What I will be DOING

  1. I decided today as I had this feeling of 'aloneness' that I didn't like it so I am going to start getting to know my new ward.
  2. I will make one visit a week to someone new in my Relief Society. Yes I know this might be awkward and that they may not like me or even let me in but I will have put out the effort (of course I will go with gifts hoping that it will soften hearts)
  3. I will be the first to introduce myself to people - I'm not going to wait for them.
  4. I am going to smile more....I do this already but I feel like an extra effort is always good and needed.
  5. I am going to take care of the 'people' first. Noting that sometimes this may mean putting off other things to help someone in need.
  6. I am going to pray for guidance to help me know who needs my help. I will also be praying for courage as I will need it in order to do the will of the Lord.
  7. I am also going to start taking notes in Church again. I feel like this will better help me during the week.
  8. I want to notices who is missing......if they are not there I want to send them a note letting them know they were missed and that I noticed. I know it's small but it means the world to get things like that. Just to know that someone cares.

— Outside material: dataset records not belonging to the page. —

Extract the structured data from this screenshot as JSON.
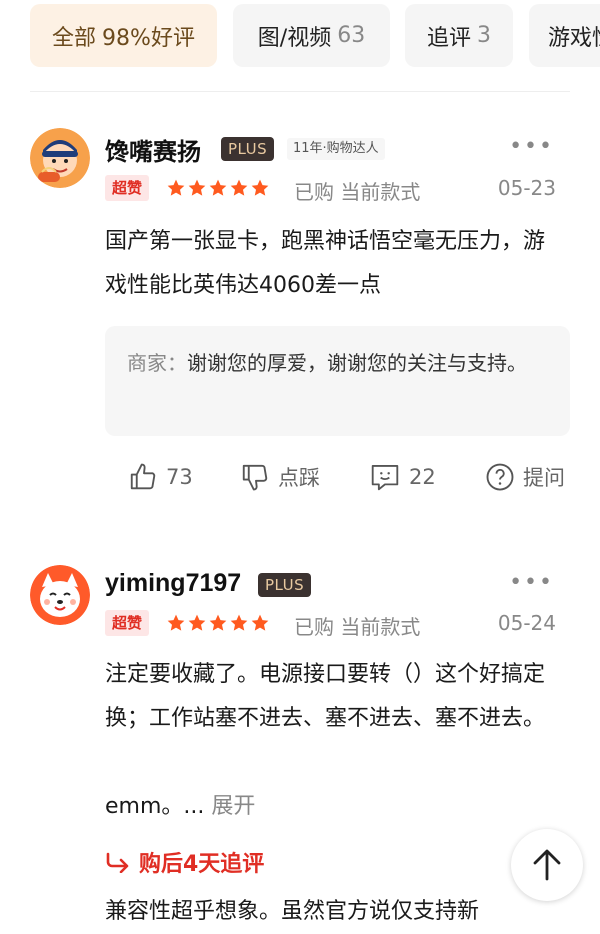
{
  "filter_tabs": [
    {
      "label": "全部",
      "count": "98%好评"
    },
    {
      "label": "图/视频",
      "count": "63"
    },
    {
      "label": "追评",
      "count": "3"
    },
    {
      "label": "游戏性",
      "count": ""
    }
  ],
  "reviews": [
    {
      "username": "馋嘴赛扬",
      "member_badge": "PLUS",
      "level_tag": "11年·购物达人",
      "tag": "超赞",
      "rating": 5,
      "purchase_info": "已购 当前款式",
      "date": "05-23",
      "content": "国产第一张显卡，跑黑神话悟空毫无压力，游戏性能比英伟达4060差一点",
      "merchant_reply_label": "商家：",
      "merchant_reply": "谢谢您的厚爱，谢谢您的关注与支持。",
      "likes": "73",
      "dislike_label": "点踩",
      "comments": "22",
      "ask_label": "提问"
    },
    {
      "username": "yiming7197",
      "member_badge": "PLUS",
      "tag": "超赞",
      "rating": 5,
      "purchase_info": "已购 当前款式",
      "date": "05-24",
      "content": "注定要收藏了。电源接口要转（）这个好搞定换；工作站塞不进去、塞不进去、塞不进去。",
      "content_tail": "emm。...",
      "expand_label": "展开",
      "followup_label": "购后4天追评",
      "followup_content": "兼容性超乎想象。虽然官方说仅支持新"
    }
  ],
  "colors": {
    "accent_red": "#e02e24",
    "star": "#ff5a1f",
    "plus_bg": "#3b3230"
  }
}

  9. I love attending the Kennedy Center free showings. So I'm going to invite people to come with me.

I know there are more things I can do but this is my start. It's going to be hard I know. I hope that with me doing this I will be able to help those around me (as I know there are a few) that are feeling the same way. I don't want any one to ever feel what i felt to day. To think that they are alone - at least as far as I can help it.